Allison’s writing frequently captures the dry wit and emotional friction of family life. Rita and her daughters are brittle and sarcastic, their mutual irritation disguising their affection. Their dialogue snaps and overlaps; the rhythm of people who know exactly where to press to make each other flinch. The opening scenes are especially strong, setting up a tension by leaving much implied. And the inversion of parent-child roles is tender: daughters fuss over their mother, while she remains the one keeping everyone else upright. It’s tender, and a reminder that love often shows up as labour and care can look a lot like control. This is where the play is most grounded.

Emotionally, the production wears its heart openly, and performers are directed to act with the script, rather than against it: if the script says they’re sad, the acting is sad; when characters are arguing, they quickly escalate to shouts. In a related issue, characters often repeat or explain events that we’ve already seen, summarising for the others who weren’t in the room for a particular interaction. It’s clear and honest, but it’s also very literal and risks overexplaining to the audience.

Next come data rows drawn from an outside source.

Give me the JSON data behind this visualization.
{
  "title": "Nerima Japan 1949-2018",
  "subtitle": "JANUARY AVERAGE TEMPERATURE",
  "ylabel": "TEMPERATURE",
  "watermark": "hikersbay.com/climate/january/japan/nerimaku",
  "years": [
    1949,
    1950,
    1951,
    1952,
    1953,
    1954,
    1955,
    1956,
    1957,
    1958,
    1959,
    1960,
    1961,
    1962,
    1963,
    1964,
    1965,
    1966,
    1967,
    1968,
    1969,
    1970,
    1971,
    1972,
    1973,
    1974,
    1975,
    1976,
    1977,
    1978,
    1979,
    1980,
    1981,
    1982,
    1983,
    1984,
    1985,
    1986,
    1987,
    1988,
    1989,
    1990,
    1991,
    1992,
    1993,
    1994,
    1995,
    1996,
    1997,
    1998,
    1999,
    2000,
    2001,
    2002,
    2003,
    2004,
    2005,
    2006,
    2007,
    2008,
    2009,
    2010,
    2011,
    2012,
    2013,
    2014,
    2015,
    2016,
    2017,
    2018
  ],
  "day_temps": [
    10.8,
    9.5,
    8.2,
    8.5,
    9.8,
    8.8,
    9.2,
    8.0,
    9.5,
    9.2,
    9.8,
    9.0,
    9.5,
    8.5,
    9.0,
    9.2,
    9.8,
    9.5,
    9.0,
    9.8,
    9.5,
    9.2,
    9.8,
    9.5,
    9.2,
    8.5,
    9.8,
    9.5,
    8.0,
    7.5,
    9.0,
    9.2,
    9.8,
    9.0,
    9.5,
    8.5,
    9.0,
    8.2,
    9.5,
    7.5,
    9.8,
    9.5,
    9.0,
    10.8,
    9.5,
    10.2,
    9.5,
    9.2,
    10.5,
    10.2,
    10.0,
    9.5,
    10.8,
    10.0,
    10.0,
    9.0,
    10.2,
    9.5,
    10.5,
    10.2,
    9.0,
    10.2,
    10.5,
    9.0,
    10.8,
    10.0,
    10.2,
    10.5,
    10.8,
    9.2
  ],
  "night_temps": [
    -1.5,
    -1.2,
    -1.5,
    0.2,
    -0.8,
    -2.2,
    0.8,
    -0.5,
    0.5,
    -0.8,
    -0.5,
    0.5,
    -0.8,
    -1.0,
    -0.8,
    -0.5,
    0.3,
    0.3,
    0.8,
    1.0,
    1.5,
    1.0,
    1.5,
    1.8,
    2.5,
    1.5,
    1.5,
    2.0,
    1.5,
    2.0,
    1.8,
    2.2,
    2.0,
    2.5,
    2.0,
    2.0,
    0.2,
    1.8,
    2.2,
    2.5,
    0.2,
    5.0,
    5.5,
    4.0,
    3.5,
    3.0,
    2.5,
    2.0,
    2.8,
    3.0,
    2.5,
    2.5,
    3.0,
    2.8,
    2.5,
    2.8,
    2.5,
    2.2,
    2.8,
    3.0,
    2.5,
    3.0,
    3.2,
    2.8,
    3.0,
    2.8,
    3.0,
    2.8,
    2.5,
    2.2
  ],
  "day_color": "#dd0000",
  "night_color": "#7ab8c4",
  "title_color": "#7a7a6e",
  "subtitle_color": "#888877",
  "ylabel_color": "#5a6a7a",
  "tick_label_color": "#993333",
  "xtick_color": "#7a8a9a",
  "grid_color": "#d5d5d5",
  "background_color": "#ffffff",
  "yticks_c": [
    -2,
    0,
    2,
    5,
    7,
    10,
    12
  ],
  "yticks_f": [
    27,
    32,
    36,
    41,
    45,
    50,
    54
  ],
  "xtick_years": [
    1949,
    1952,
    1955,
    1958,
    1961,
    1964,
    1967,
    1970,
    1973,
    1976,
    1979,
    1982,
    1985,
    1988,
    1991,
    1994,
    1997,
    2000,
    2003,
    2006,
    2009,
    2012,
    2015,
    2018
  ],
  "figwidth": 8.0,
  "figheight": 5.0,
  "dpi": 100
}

The Last Thing We Build sits somewhere between domestic drama, existential reflection and a comedy, sometimes struggling to negotiate all its plot elements, characters and themes. All the parts are there, though they don’t always fit together well: there is a bit of shaping left to do before the varnish is put on. But that uncertainty can also be part of its charm, a reflection of characters (and perhaps a writer) still figuring it out as they go.

For all its unevenness, The Last Thing We Build is a play full of heart. It’s less about death than about the work of living: how we keep building, repairing and showing up. Allison may still be honing her craft but this is the work of a playwright with a real voice – honest, often funny, and unafraid to look directly at love and loss.